If we could afford it and my husband would let me I would quit my job tomorrow and concentrate on me things as well as keeping the house clean and tidy and having proper meals on the table every night.

We have kids so I work school hours 4 days a week, it's pointless working more than school hours since with childcare I would have less time and no more money. I could pick up another day but I like having that day to get things done, appointments, tidying, gym, cleaning. It's worth having less money which would only go on crap anyway.

Maybe they feel similar?

Cheeseplantandcrackers · 09/07/2025 18:49

None of your business. You were wrong to approach your brother about his wife and I’m glad that he stood up for her. They both sound happy, it obviously works for them.

If you don’t like your job, do something about it.
If you have an unusable box room, do something about it.
If you want to change your life… get up and sort it out!

I hope that you don’t judge your patients in the same way.

bumblebeedum · 09/07/2025 18:49

You want your SIL to be more miserable because you are? If they can afford it and are happy why not? I’d happily stop working and embrace hobbies if we could afford it.

Lafufufu · 09/07/2025 18:49

First poster nails it....
Your SIL is living here best life...

You need 2 scoops of icecream to go with your jelly.

Xmasbaby11 · 09/07/2025 18:49

I was expecting something a lot crazier than this!

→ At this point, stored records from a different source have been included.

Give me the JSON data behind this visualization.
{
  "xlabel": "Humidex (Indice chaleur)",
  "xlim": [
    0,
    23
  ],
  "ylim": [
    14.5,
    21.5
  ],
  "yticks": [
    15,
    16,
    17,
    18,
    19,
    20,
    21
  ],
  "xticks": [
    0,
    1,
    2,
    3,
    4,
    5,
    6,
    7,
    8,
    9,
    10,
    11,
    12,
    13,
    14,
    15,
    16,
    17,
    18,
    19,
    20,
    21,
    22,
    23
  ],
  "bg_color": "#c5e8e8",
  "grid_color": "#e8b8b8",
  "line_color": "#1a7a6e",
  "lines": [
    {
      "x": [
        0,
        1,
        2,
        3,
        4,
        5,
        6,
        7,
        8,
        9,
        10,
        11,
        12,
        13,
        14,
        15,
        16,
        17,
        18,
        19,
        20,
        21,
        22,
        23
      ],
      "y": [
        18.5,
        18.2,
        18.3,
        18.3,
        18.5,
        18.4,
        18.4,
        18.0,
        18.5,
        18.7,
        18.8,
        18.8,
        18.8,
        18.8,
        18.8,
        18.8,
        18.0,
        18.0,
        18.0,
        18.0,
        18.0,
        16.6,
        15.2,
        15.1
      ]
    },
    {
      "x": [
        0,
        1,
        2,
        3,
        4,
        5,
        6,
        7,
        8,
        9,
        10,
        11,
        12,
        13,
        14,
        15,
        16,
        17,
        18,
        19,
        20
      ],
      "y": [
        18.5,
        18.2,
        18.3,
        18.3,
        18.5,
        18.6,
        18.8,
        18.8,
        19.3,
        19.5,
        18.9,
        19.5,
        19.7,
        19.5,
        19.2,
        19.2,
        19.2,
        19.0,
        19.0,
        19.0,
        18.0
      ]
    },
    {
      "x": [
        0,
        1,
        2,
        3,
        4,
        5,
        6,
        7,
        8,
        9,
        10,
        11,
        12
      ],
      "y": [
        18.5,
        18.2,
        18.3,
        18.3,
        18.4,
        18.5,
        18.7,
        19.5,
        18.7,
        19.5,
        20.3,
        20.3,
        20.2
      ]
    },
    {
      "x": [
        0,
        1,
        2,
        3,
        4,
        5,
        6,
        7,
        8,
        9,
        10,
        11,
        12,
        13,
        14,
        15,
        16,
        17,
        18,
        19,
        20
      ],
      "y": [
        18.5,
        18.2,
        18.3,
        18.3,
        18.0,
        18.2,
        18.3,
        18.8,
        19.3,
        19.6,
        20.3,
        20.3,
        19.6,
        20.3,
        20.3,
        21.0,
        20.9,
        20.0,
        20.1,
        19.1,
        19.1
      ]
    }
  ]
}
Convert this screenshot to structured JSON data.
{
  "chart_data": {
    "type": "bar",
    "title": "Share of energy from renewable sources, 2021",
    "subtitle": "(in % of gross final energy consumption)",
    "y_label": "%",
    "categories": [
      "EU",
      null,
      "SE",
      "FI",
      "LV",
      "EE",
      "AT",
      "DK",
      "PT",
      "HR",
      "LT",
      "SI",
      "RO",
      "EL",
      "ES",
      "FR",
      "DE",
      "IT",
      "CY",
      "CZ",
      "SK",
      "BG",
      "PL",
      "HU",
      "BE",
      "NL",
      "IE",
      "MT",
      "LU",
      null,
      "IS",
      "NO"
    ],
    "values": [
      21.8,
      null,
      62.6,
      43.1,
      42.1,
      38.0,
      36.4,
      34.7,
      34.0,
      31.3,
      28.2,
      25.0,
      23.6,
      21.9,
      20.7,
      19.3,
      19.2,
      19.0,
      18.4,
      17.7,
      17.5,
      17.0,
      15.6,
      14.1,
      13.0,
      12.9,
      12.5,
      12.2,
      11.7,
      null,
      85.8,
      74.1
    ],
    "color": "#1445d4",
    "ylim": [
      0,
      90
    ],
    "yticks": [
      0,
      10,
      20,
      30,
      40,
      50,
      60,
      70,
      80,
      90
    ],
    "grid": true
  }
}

No, I don't find it crazy at all. It's far from my life (2 dc, work and pt Masters) but sounds like they are happy and many others would be too.

I have several single friends in 3bed houses. It's not that extravagent. Good for them if if they can afford it.

oncemoreuntothebeachdearfriends · 09/07/2025 18:49

Jealous.
I lived in a 4 bedroom house on my own for years.
No-one else's business.

Ninja2 · 09/07/2025 18:50

How does it affect you in any way?

FedupMum2024 · 09/07/2025 18:50

Nobody should have to 'get a job". Good for her. Living her life the way SHE wants, if you are stuck as a slave to the 9-5 system miserable like everyone else then good for you, but she is under absolutely no obligation to follow suit. No one asked to be here and no one owes anybody anything.

Work on your jealousy issues OP

yelladuster · 09/07/2025 18:50

DrinkFeckArseGirls · 09/07/2025 18:21

I smell a reverse

That is exactly what I think too, reads like it. I guess it is normal to be a bit judgemental towards those who choose not to work in this climate (although you might not be privy to all their health info). The details that really make it stick out as a reverse is them having a three bedroom house, like who cares and how is it inexplicable? Also the discussing privately with her brother about the "craziness", seriously? Most SIL who were this judgemental would just be making snidey comments out in the open, having a secret conflab with her DB about it all is just plain mental.

Cosycover · 09/07/2025 18:50

Inexplicably own a 3 bedroom home? I am assuming they bought it. Which would explain it.

LaudCodec · 09/07/2025 18:50

Yeah, I agree, if you’re miserable, she should be too!

Theres nothing wrong or “crazy” with their arrangement. He’s working and supporting her to study.

If you don’t like your life, change it. Don’t drag everyone else into the pit.